ПЕРИМЕД.    Ну да! Находка — первый сорт!

ТРИМЕД.       Сегодня повезло — раз со ста…       

ЭВРИЛОХ.    Не факт.
                Уж как он был хорош,
                Зелёный берег листригонов,
                Край апельсинов и лимонов,
                А мы там гибли ни за грош.

                А остров тот, где жил Циклоп?
                Цветущий  рай в оправе пляжей!..
                Нашли живой, ходячий гроб
                Шесть человек  в утробе вражьей…

 А лотофаги? Вот беда!
 Хоть их народ и не сражался,
 Политос добрый навсегда
 Чуть было с ними не остался…

ПОЛИТОС.     Так что ж, и высадке не быть?
ОДИССЕЙ.     Прав Эврилох.
                Должны мы крайне
                Быть осторожными.
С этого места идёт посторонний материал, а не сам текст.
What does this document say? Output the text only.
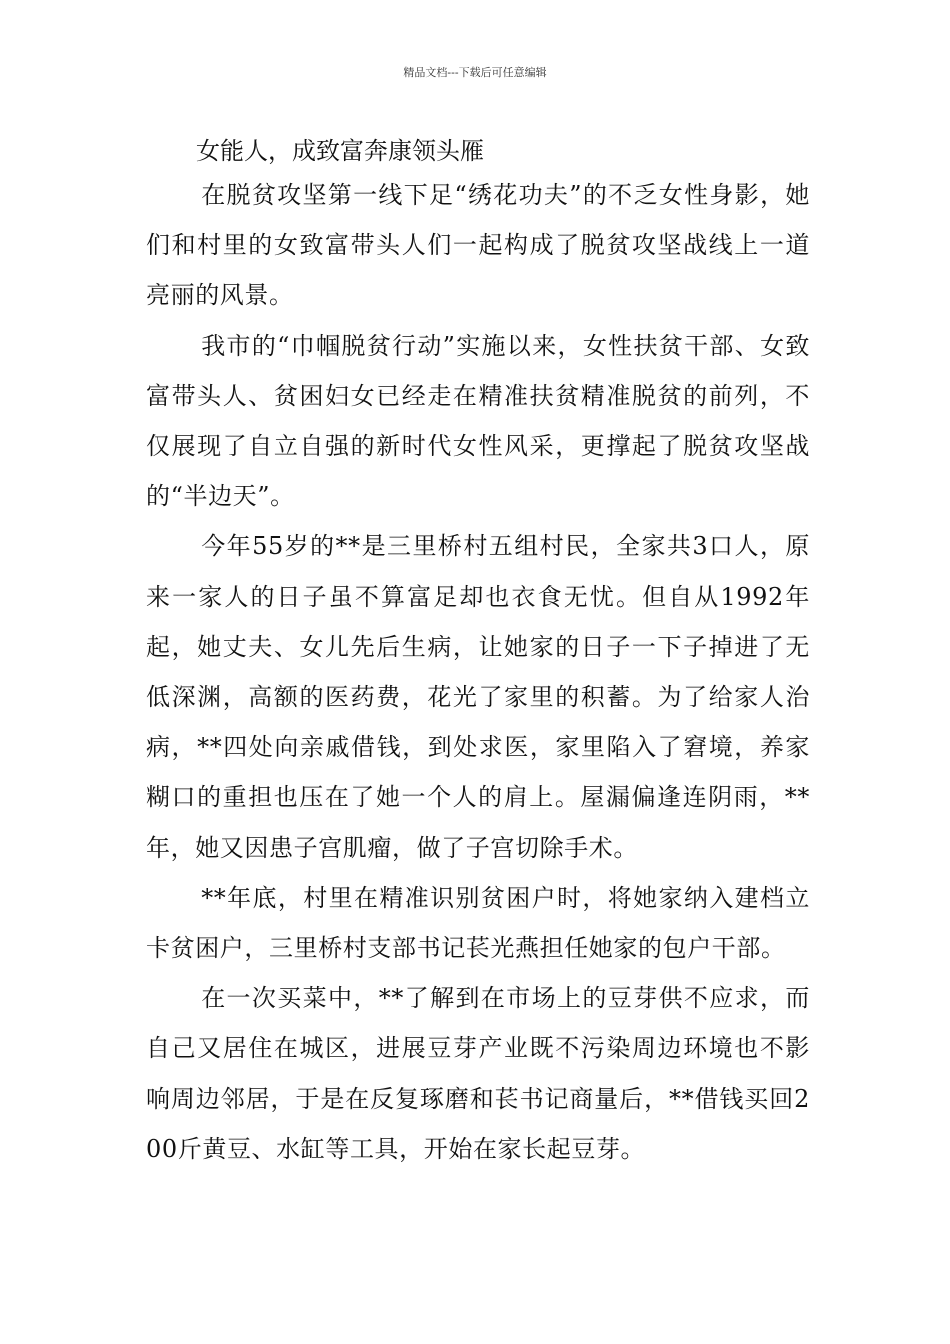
精品文档---下载后可任意编辑
女能人，成致富奔康领头雁

在脱贫攻坚第一线下足“绣花功夫”的不乏女性身影，她们和村里的女致富带头人们一起构成了脱贫攻坚战线上一道亮丽的风景。

我市的“巾帼脱贫行动”实施以来，女性扶贫干部、女致富带头人、贫困妇女已经走在精准扶贫精准脱贫的前列，不仅展现了自立自强的新时代女性风采，更撑起了脱贫攻坚战的“半边天”。

今年55岁的**是三里桥村五组村民，全家共3口人，原来一家人的日子虽不算富足却也衣食无忧。但自从1992年起，她丈夫、女儿先后生病，让她家的日子一下子掉进了无低深渊，高额的医药费，花光了家里的积蓄。为了给家人治病，**四处向亲戚借钱，到处求医，家里陷入了窘境，养家糊口的重担也压在了她一个人的肩上。屋漏偏逢连阴雨，**年，她又因患子宫肌瘤，做了子宫切除手术。

**年底，村里在精准识别贫困户时，将她家纳入建档立卡贫困户，三里桥村支部书记苌光燕担任她家的包户干部。

在一次买菜中，**了解到在市场上的豆芽供不应求，而自己又居住在城区，进展豆芽产业既不污染周边环境也不影响周边邻居，于是在反复琢磨和苌书记商量后，**借钱买回200斤黄豆、水缸等工具，开始在家长起豆芽。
Уплыть,
                Потом причалить ночью, в тайне,
                Разведать…

ЭЛЬПЕНОР.                Совершиться злу            
                Не дай, мой царь! Смешно пытаться
                Голодных не пустить к столу…
                Ведь ты ж не станешь с нами драться?

ПОЛИТОС.      Да-а… К лотофагам не пустил…
                А я бы там нашёл забвенье!
                Убили в море столько сил, –
                Дай отдохнуть хоть на мгновенье!
             
                Я — эллин, я тебе не раб!
                Хочу  покинуть я корабль;
                Удержишь — спорить я не стану,
                У борта лягу и не встану;

                Работать снова не начну,
                И пальцем не пошевельну!
                Хоть бей, хоть режь, — я ни в какую:
                Ты — деспот! Лёжа, протестую!..

Политос демонстративно ложится на палубу.

ПЕРИМЕД.      Хочу напиться допьяна!

ТРИМЕД.         Гетеру, толстую, как бочка!

ЭЛЬПЕНОР.    Идём   на берег!

ПЕРИМЕД.                Ясно!

ПОЛИТОС (вскакивая).                Точка!..

Одиссей бросается к рулю и заслоняет его, обнажив меч. Тогда выхватывают мечи все моряки, кроме Эврилоха, — тот прячется за мачту.

ЭЛЬПЕНОР.    Пойми,  владыка: жизнь одна,
                А мы её проводим в море,
                Одолеваем штиль и шторм,
                На крошки делим скудный корм,
                На капли — воду…

ОДИССЕЙ.                Горе, горе
                Вам всем, кто позабыл о том,
                Что мы стремимся в отчий дом!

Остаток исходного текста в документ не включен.